Step 2 :For \(\vec{P} = \langle 7x + 6y, 6x + 4y \rangle\), we have \(\frac{\partial P_2}{\partial x} = 6\) and \(\frac{\partial P_1}{\partial y} = 6\). Since these are equal, the vector field is conservative.
Step 3 :Next, we need to evaluate the line integral \(\int_{C} \vec{F} \cdot d\vec{r}\).
Step 4 :Given the curve \(C: \vec{r}(t) = t^2\vec{i} + t^3\vec{j}\), for \(0 \leq t \leq 1\), we can find \(d\vec{r} = 2t dt\vec{i} + 3t^2 dt\vec{j}\).
Step 5 :Substitute \(\vec{r}(t)\) into \(\vec{P}\) to get \(\vec{F} = \langle 7t^2 + 6t^3, 6t^2 + 4t^3 \rangle\).
Step 6 :Then, \(\vec{F} \cdot d\vec{r} = (7t^2 + 6t^3)2t dt + (6t^2 + 4t^3)3t^2 dt = 14t^3 dt + 12t^4 dt + 18t^4 dt + 12t^5 dt = 14t^3 dt + 30t^4 dt + 12t^5 dt\).

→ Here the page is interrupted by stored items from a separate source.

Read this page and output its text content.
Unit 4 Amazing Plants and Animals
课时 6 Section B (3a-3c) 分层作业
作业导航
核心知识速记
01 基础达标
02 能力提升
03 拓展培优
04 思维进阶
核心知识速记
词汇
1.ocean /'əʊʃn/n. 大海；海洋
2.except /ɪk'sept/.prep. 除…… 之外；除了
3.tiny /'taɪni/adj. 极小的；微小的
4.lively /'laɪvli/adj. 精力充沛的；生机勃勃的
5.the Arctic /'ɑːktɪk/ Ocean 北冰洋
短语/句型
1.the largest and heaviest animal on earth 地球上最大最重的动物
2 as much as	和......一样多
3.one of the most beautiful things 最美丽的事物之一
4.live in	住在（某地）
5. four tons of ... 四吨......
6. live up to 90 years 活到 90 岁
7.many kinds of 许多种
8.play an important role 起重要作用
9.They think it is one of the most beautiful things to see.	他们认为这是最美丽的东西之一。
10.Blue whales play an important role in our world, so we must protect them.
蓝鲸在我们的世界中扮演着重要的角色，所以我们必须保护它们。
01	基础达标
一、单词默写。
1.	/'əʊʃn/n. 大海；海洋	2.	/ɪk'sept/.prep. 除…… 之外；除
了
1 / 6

Step 7 :Finally, we evaluate the integral \(\int_{0}^{1} \vec{F} \cdot d\vec{r} = \int_{0}^{1} (14t^3 + 30t^4 + 12t^5) dt = \left[\frac{14}{4}t^4 + \frac{30}{5}t^5 + \frac{12}{6}t^6\right]_{0}^{1} = \frac{14}{4} + \frac{30}{5} + \frac{12}{6} = \boxed{11}\).